Among the stocks trending amid the bullish backdrop are Barclays PLC (ADR) (NYSE:BCS), Deutsche Bank AG (USA) (NYSE:DB), HSBC Holdings plc (ADR) (NYSE:HSBC), Anthem Inc (NYSE:ANTM), and CIGNA Corporation (NYSE:CI). In this article, we take a closer look at each company and analyze what the funds tracked by us think about these stocks.
Hedge fund sentiment is an important metric for assessing the long-term profitability. At Insider Monkey, we track over 770 hedge funds, whose quarterly 13F filings we analyze and determine their collective sentiment towards several thousand stocks. However, our research has shown that the best strategy is to follow hedge funds into their small-cap picks. This approach can allow monthly returns of nearly 95 basis points above the market, as we determined through extensive backtests covering the period between 1999 and 2012 (see the details here).
Goldman Analysts Quantify Some of the Brexit Impact
European banks Barclays PLC (ADR) (NYSE:BCS), Deutsche Bank AG (USA) (NYSE:DB), and HSBC Holdings plc (ADR) (NYSE:HSBC) are in the news after analysts at Goldman Sachs estimated that European bank profits could fall by $35 billion, or 32 billion euros, through 2018 due to Britain’s decision to leave the EU. The analysts believe British banks will be hurt the most due to lower volumes, fees, and margins, as well as slower capital market activities. Outside of Britain, German banks could be the most affected due to their efficiency. The $35 billion in profits is roughly 11% lower than the baseline earnings estimate if Britain had decided not to leave the EU.
Although British Prime Minister David Cameron hasn’t officially declared an intention to exit the EU yet, most analysts believe his successor will. When that happens, Britain’s capital markets will be less attractive to European businesses due to various barriers and British banks could lose substantial clients and revenue. Although Germany could benefit from the Brexit due to financial activity moving to the country from Britain, German bank profits will likely shrink in aggregate due to their global nature and a potential European/British recession.

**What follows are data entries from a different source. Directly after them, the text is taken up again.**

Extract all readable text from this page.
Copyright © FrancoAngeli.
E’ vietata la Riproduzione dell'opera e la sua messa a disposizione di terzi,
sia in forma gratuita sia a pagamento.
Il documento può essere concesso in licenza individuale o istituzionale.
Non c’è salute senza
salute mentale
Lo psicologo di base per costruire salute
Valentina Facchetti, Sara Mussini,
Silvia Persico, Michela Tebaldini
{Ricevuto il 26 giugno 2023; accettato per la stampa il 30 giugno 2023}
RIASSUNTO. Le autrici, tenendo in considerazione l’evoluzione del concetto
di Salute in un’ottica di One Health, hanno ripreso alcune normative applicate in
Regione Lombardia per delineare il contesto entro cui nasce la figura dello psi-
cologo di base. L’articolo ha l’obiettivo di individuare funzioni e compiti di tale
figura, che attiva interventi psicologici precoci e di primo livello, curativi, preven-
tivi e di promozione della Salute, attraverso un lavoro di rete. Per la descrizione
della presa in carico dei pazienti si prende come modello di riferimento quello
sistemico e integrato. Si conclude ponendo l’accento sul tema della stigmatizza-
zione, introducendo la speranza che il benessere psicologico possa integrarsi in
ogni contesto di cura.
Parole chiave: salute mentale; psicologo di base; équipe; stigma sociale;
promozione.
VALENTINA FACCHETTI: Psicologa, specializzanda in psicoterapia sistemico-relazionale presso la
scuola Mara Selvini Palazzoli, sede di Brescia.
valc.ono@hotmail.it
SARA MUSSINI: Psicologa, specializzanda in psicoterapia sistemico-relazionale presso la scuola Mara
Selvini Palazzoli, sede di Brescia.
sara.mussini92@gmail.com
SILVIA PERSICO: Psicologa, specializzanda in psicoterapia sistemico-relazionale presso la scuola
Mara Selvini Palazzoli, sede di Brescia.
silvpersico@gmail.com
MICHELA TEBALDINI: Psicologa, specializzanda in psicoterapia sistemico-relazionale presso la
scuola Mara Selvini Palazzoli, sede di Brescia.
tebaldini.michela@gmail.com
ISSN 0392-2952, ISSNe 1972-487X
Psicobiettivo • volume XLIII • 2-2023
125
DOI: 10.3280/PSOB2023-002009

Of the 766 elite funds we track, 12 funds owned $289.27 million worth of Barclays PLC (ADR) (NYSE:BCS)’s stock, 10 funds amassed $23.98 million worth of Deutsche Bank AG (USA) (NYSE:DB)’s shares, and 14 top funds owned shares of HSBC Holdings plc (ADR) (NYSE:HSBC) worth $490.62 million in aggregate at the end of the first quarter. Given that some bank stocks have sold off by 20% to 40% on the Brexit decision, Goldman’s 11% profit cut seems tame compared to the market’s pricing.